Although Rand is not with us today, her spirit lives on through her devout supporters, continuously good book sales, and organizations such as the Ayn Rand Institute/Atlas Society.

What is Objectivism?

Now that you know about Rand’s life, it’s time to dive into her beliefs as a person. Rand believed that deep down, whether you consciously identify with one or not, you have a philosophy and her’s was known as objectivism.

Objectivism has 5 main tenants of metaphysics, epistemology, ethics, politics, and aesthetics, but her philosophy can be simplified into general principles such as selfishness, atheism, sensory knowledge, and free market capitalism. But what does Rand mean by those 5 subcategories?


Metaphysically, Rand espoused the belief that our existence is reality.

This is the area in which Rand use her atheist world view. Rand not only didn’t believe in god but was keen on telling other people that there was no rational reason for them to either. Rand caught a tremendous amount of flack for her strict atheist principles but was in many ways a trailblazer for the modern atheist movement.

Beyond her statement on atheism, Rand subscribed to the belief that reality is independent of consciousness and that something doesn’t occur just because you simply want it to.

Another major piece to metaphysics according to Rand is Aristotle’s law of identity, simply stating “a” is “a”.


When it comes to epistemology, Rand remained firm that reason is the only means of knowledge.

When talking about reason, she pointed to 3 elements.

  1. Evidence of senses
  2. Humans can form concepts
  3. Logic

With reason being her basis of knowledge, it enabled Rand to speak with absolute certainty of her points.


Out of all of her stances, Rand’s position on ethics has been the most controversial. She believed that selfishness (or egoism) is the key to a moral lifestyle. While Rand was theoretically okay with the concept of you giving to others, she maintained that caring for your own needs first is the only logical (and therefore ethical) way to live.

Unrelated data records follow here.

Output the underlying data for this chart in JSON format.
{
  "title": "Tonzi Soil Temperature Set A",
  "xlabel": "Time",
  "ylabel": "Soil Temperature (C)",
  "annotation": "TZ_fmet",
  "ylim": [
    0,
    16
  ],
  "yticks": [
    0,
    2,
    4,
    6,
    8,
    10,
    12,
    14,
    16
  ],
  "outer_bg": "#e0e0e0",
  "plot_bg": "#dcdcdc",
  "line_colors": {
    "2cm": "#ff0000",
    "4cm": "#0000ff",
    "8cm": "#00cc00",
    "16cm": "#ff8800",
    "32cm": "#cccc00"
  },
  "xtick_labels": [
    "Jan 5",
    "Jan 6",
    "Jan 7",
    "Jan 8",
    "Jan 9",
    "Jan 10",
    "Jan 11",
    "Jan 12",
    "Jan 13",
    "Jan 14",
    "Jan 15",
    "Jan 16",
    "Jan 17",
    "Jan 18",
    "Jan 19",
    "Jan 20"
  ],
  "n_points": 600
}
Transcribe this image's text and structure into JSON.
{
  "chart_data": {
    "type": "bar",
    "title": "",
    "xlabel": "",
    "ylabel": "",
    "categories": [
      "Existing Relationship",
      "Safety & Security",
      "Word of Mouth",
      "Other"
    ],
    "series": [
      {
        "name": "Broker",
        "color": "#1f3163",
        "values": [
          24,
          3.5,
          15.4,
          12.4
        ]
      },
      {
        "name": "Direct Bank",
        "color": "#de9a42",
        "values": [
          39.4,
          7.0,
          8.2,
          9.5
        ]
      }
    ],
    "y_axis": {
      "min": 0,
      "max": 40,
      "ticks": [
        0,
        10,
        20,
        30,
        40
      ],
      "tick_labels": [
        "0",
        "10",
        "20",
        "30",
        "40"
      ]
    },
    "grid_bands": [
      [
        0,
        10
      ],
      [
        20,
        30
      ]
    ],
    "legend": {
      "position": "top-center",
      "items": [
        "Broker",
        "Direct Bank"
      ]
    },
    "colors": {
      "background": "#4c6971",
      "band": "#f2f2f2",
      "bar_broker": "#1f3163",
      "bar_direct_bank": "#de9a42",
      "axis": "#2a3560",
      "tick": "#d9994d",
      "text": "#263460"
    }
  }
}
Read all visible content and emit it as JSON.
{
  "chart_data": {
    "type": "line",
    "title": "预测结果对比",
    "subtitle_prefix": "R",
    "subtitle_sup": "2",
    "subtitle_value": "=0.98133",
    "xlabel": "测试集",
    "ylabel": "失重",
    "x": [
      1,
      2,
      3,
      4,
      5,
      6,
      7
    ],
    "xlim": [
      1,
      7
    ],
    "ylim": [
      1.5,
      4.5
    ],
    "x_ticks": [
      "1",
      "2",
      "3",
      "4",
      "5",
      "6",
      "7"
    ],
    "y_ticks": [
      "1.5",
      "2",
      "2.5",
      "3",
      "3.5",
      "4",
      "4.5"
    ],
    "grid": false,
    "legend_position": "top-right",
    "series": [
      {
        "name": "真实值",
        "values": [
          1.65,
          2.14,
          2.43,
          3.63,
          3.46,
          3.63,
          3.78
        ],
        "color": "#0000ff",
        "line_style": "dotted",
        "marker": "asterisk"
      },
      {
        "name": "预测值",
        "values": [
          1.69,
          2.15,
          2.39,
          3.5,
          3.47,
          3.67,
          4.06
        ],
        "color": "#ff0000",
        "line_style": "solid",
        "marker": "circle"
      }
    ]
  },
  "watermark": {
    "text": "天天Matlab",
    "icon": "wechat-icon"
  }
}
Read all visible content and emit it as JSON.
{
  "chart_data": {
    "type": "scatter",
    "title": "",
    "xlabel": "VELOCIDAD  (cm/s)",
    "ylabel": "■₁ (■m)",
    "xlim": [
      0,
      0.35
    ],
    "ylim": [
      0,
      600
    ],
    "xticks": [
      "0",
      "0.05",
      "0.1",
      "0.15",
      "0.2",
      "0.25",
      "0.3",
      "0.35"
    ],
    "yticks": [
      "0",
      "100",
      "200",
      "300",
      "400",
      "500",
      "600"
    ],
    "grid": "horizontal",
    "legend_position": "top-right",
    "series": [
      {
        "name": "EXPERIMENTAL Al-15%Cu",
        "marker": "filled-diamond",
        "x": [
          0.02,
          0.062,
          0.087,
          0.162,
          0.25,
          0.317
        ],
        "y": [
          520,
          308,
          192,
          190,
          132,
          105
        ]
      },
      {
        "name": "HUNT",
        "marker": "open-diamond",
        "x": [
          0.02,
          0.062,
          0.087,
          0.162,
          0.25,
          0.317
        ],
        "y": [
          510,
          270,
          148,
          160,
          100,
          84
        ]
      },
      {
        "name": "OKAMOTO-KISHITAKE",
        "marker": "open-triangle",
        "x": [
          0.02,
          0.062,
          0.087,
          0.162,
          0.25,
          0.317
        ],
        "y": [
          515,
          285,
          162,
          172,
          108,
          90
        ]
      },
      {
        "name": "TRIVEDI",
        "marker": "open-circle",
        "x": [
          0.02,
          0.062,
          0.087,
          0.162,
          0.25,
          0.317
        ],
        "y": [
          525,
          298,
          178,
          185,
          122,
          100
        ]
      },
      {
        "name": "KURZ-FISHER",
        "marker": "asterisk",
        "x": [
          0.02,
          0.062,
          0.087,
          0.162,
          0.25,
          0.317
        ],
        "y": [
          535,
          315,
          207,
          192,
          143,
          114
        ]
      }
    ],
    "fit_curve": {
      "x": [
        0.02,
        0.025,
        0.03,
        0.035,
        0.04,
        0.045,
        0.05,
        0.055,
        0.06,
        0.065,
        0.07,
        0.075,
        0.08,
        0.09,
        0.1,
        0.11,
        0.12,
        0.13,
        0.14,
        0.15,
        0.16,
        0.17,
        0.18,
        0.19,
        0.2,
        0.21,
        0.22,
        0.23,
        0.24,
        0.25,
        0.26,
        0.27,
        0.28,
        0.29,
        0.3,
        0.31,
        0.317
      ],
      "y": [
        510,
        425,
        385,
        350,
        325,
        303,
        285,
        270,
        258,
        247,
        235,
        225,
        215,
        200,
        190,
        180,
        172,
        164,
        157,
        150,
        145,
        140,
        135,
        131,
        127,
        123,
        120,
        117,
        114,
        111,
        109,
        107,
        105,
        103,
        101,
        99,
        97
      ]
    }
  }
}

Anything besides a self-interested model of ethics was seen by Rand as a form of altruism, or self-sacrifice, which she encouraged staying away from at all costs.

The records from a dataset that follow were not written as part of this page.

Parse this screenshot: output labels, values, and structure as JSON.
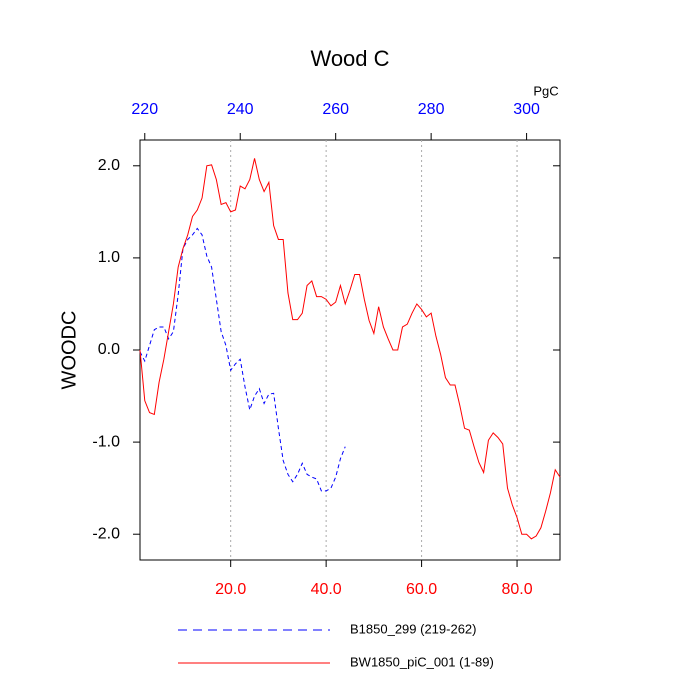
{
  "chart_data": {
    "type": "line",
    "title": "Wood C",
    "ylabel": "WOODC",
    "x2label": "PgC",
    "xlim": [
      1,
      89
    ],
    "ylim": [
      -2.28,
      2.28
    ],
    "x2lim": [
      219,
      307
    ],
    "xticks": [
      {
        "value": 20,
        "label": "20.0"
      },
      {
        "value": 40,
        "label": "40.0"
      },
      {
        "value": 60,
        "label": "60.0"
      },
      {
        "value": 80,
        "label": "80.0"
      }
    ],
    "x2ticks": [
      220,
      240,
      260,
      280,
      300
    ],
    "yticks": [
      {
        "value": 2,
        "label": "2.0"
      },
      {
        "value": 1,
        "label": "1.0"
      },
      {
        "value": 0,
        "label": "0.0"
      },
      {
        "value": -1,
        "label": "-1.0"
      },
      {
        "value": -2,
        "label": "-2.0"
      }
    ],
    "xtick_color": "#ff0000",
    "x2tick_color": "#0000ff",
    "grid": "x",
    "series": [
      {
        "name": "B1850_299 (219-262)",
        "color": "#0000ff",
        "dash": true,
        "x": [
          1,
          2,
          3,
          4,
          5,
          6,
          7,
          8,
          9,
          10,
          11,
          12,
          13,
          14,
          15,
          16,
          17,
          18,
          19,
          20,
          21,
          22,
          23,
          24,
          25,
          26,
          27,
          28,
          29,
          30,
          31,
          32,
          33,
          34,
          35,
          36,
          37,
          38,
          39,
          40,
          41,
          42,
          43,
          44
        ],
        "values": [
          -0.02,
          -0.12,
          0.05,
          0.22,
          0.25,
          0.25,
          0.12,
          0.2,
          0.6,
          1.1,
          1.2,
          1.25,
          1.32,
          1.25,
          1.02,
          0.9,
          0.55,
          0.2,
          0.05,
          -0.22,
          -0.15,
          -0.1,
          -0.4,
          -0.65,
          -0.5,
          -0.42,
          -0.58,
          -0.48,
          -0.47,
          -0.85,
          -1.2,
          -1.35,
          -1.43,
          -1.35,
          -1.23,
          -1.35,
          -1.38,
          -1.4,
          -1.53,
          -1.53,
          -1.5,
          -1.38,
          -1.18,
          -1.05
        ]
      },
      {
        "name": "BW1850_piC_001 (1-89)",
        "color": "#ff0000",
        "dash": false,
        "x": [
          1,
          2,
          3,
          4,
          5,
          6,
          7,
          8,
          9,
          10,
          11,
          12,
          13,
          14,
          15,
          16,
          17,
          18,
          19,
          20,
          21,
          22,
          23,
          24,
          25,
          26,
          27,
          28,
          29,
          30,
          31,
          32,
          33,
          34,
          35,
          36,
          37,
          38,
          39,
          40,
          41,
          42,
          43,
          44,
          45,
          46,
          47,
          48,
          49,
          50,
          51,
          52,
          53,
          54,
          55,
          56,
          57,
          58,
          59,
          60,
          61,
          62,
          63,
          64,
          65,
          66,
          67,
          68,
          69,
          70,
          71,
          72,
          73,
          74,
          75,
          76,
          77,
          78,
          79,
          80,
          81,
          82,
          83,
          84,
          85,
          86,
          87,
          88,
          89
        ],
        "values": [
          0.0,
          -0.55,
          -0.68,
          -0.7,
          -0.35,
          -0.1,
          0.2,
          0.5,
          0.9,
          1.1,
          1.25,
          1.45,
          1.52,
          1.65,
          2.0,
          2.01,
          1.85,
          1.58,
          1.6,
          1.5,
          1.52,
          1.78,
          1.75,
          1.85,
          2.08,
          1.85,
          1.72,
          1.82,
          1.35,
          1.2,
          1.2,
          0.62,
          0.33,
          0.33,
          0.4,
          0.7,
          0.75,
          0.58,
          0.58,
          0.55,
          0.48,
          0.52,
          0.7,
          0.5,
          0.65,
          0.82,
          0.82,
          0.55,
          0.32,
          0.18,
          0.47,
          0.25,
          0.12,
          0.0,
          0.0,
          0.25,
          0.28,
          0.4,
          0.5,
          0.44,
          0.36,
          0.4,
          0.15,
          -0.05,
          -0.3,
          -0.38,
          -0.38,
          -0.6,
          -0.85,
          -0.87,
          -1.05,
          -1.22,
          -1.33,
          -0.98,
          -0.9,
          -0.95,
          -1.02,
          -1.5,
          -1.68,
          -1.82,
          -2.0,
          -2.0,
          -2.05,
          -2.02,
          -1.93,
          -1.75,
          -1.55,
          -1.3,
          -1.38
        ]
      }
    ]
  }
}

Within politics, Rand argued in favor of a political system in which individual liberties trump all, what you achieve is yours, and the initiation of force is outlawed. Rand was not an anarchist, leaving issues regarding courts, police and the military to the government.

Besides political systems, Rand talked about extending the Jeffersonian “Separation of Church and State” to a “Separation of State and Economics.” This meant reverting all government interventions into the economy including redistribution, corporate welfare, and antitrust laws.


Ayn Rand appreciated value oriented art in the vein of romanticism. Important characteristics of art to her were larger than life characters which epitomized reason and inspired the viewer to be a better person.

Rand is a great philosopher, and her experiences in life gave her power behind her words. She never repeated the constant conservative tropes that “philosophers” like Ben Shapiro do. Rather, she reverted to creating her own grouping of ideas, showing just how qualified she is to be the “Cool Kid’s Philosopher.”